Targeting a negative control pigmentation gene did not cause any brain or heart anatomical phenotypes (slc45a2, Fig. 4B,C), whereas positive control genes known to have roles in both ASD and CHD (nsd1, ankrd11) (Satterstrom et al. 2020; Jin et al. 2017; Homsy et al. 2015; Zaidi and Brueckner 2017) resulted in severe morphological changes to both the heart and brain (Fig. 4B,C, Fig. S5). Notably, for all 7 genes undergoing validation we observed known brain and heart phenotypes previously associated with ASD or CHD in Xenopus at greater frequency than in controls, albeit with different degrees of penetrance and severity by gene (Fig. 4B,C, Fig. S5AC, Table S8). The most common phenotypes among the genes were an increase in telencephalon size variance (Fig. S5A), changes in the heart size (Fig. S5B), and reversed heart situs (Fig. S5C).

Hierarchical organization of the ASD-CHD network implicates shared molecular mechanisms.

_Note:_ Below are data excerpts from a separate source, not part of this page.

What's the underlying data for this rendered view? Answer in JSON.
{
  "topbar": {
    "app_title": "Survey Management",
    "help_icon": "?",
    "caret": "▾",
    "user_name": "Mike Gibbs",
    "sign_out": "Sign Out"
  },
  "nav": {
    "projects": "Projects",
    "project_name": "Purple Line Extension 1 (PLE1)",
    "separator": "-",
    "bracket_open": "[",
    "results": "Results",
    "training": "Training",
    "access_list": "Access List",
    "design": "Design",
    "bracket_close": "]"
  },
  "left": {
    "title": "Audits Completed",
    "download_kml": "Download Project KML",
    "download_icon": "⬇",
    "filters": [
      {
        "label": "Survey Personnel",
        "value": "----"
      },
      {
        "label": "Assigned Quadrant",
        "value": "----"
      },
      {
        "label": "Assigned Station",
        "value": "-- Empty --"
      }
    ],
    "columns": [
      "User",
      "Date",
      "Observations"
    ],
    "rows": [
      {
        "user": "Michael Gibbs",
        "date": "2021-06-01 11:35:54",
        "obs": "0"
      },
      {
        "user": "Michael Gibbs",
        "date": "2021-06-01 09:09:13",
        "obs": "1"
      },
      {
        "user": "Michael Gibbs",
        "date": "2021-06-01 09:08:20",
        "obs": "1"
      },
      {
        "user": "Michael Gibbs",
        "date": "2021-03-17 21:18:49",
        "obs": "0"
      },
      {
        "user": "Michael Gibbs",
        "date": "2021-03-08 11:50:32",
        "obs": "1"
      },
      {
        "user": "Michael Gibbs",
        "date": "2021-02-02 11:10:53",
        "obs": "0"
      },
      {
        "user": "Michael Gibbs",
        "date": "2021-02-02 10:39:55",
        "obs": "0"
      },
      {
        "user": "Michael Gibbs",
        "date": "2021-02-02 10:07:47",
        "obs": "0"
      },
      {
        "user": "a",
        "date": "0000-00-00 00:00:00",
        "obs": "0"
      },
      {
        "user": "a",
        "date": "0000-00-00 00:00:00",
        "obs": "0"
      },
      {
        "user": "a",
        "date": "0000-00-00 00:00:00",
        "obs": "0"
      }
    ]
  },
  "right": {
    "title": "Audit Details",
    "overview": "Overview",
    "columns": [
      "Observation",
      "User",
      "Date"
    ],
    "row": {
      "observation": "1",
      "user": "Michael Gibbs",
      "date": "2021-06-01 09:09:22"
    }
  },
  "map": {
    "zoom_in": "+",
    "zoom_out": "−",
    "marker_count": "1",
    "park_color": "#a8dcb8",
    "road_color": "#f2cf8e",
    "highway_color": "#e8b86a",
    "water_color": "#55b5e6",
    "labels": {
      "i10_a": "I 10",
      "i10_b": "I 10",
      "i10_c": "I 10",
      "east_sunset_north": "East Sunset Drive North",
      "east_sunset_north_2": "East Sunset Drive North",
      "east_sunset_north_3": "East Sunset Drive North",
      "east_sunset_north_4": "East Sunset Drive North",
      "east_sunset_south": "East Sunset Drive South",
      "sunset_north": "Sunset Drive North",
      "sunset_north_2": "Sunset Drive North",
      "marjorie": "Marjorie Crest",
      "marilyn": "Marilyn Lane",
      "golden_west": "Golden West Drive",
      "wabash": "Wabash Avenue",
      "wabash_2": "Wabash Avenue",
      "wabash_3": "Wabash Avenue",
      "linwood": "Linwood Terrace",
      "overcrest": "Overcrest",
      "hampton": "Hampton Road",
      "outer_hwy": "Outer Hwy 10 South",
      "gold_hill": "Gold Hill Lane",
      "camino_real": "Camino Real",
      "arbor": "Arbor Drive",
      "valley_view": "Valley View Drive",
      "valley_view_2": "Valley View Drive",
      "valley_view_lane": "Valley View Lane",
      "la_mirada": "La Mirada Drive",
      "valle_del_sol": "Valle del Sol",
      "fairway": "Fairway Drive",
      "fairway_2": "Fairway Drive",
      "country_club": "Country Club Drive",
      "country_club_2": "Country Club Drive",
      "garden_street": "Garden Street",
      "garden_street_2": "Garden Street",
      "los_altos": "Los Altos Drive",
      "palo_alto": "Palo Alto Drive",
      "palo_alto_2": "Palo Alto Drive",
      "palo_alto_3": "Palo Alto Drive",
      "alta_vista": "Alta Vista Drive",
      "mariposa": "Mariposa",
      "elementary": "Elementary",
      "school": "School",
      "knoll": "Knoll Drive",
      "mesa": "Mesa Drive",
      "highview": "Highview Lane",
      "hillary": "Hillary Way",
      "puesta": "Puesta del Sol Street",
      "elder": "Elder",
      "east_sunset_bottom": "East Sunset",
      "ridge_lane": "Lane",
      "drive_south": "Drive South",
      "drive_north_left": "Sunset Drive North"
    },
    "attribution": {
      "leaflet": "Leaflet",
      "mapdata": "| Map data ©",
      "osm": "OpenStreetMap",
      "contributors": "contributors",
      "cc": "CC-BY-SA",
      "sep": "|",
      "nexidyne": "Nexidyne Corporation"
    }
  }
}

To chart the functional organization of the ASD-CHD network, we applied the technique of network community detection (Kramer et al. 2014; Yu et al. 2019) to identify modular systems of genes enriched for high densities of molecular interactions (Methods). We identified 120 gene systems organized hierarchically, with small specific systems contained within those that are progressively larger and more general as one moves upwards in the hierarchy (Fig. 5A). Systems corresponding to known biological functions were labeled by alignment to multiple gene knowledge bases (Methods), revealing major functional branches related to chromatin and histone modification, ion channels and transport, Notch signaling, and MAP kinase signaling (Fig. 5A). Approximately a quarter of systems corresponded to well-characterized biological functions (27%), while many others (55%) expanded a known function by adding genes or by factoring that function into multiple distinct subsystems (Fig. 5B, Table S9). The remaining 22 systems (18%) did not clearly enrich for a known function, representing putative functional gene assemblages. A convergence of replicated genes (genes with at least one dual-condition dDNV in DECIPHER) was observed in select chromatin modification subsystems (e.g. System 886, 9/17 genes replicated, Fig. S6A), supporting results from previous studies (Homsy et al. 2015). Convergence of replicated genes was also observed in brain morphogenesis subsystems (e.g. System 920, 19/37 genes replicated, Fig. S6B) and in system 901 for which 7/22 genes replicated in DECIPHER (Fig. S6C, Tables S1,S10). While it is not yet obvious how the various genes in system 901 interrelate within the broader supersystem function of chromatin modification (CHD8, SIN3B, ARID1A, and RNF44, among others), it is clear that they have many more interconnections than would be expected by chance, suggesting a common functional role within the scope of chromatin modification (Fig. S6DE).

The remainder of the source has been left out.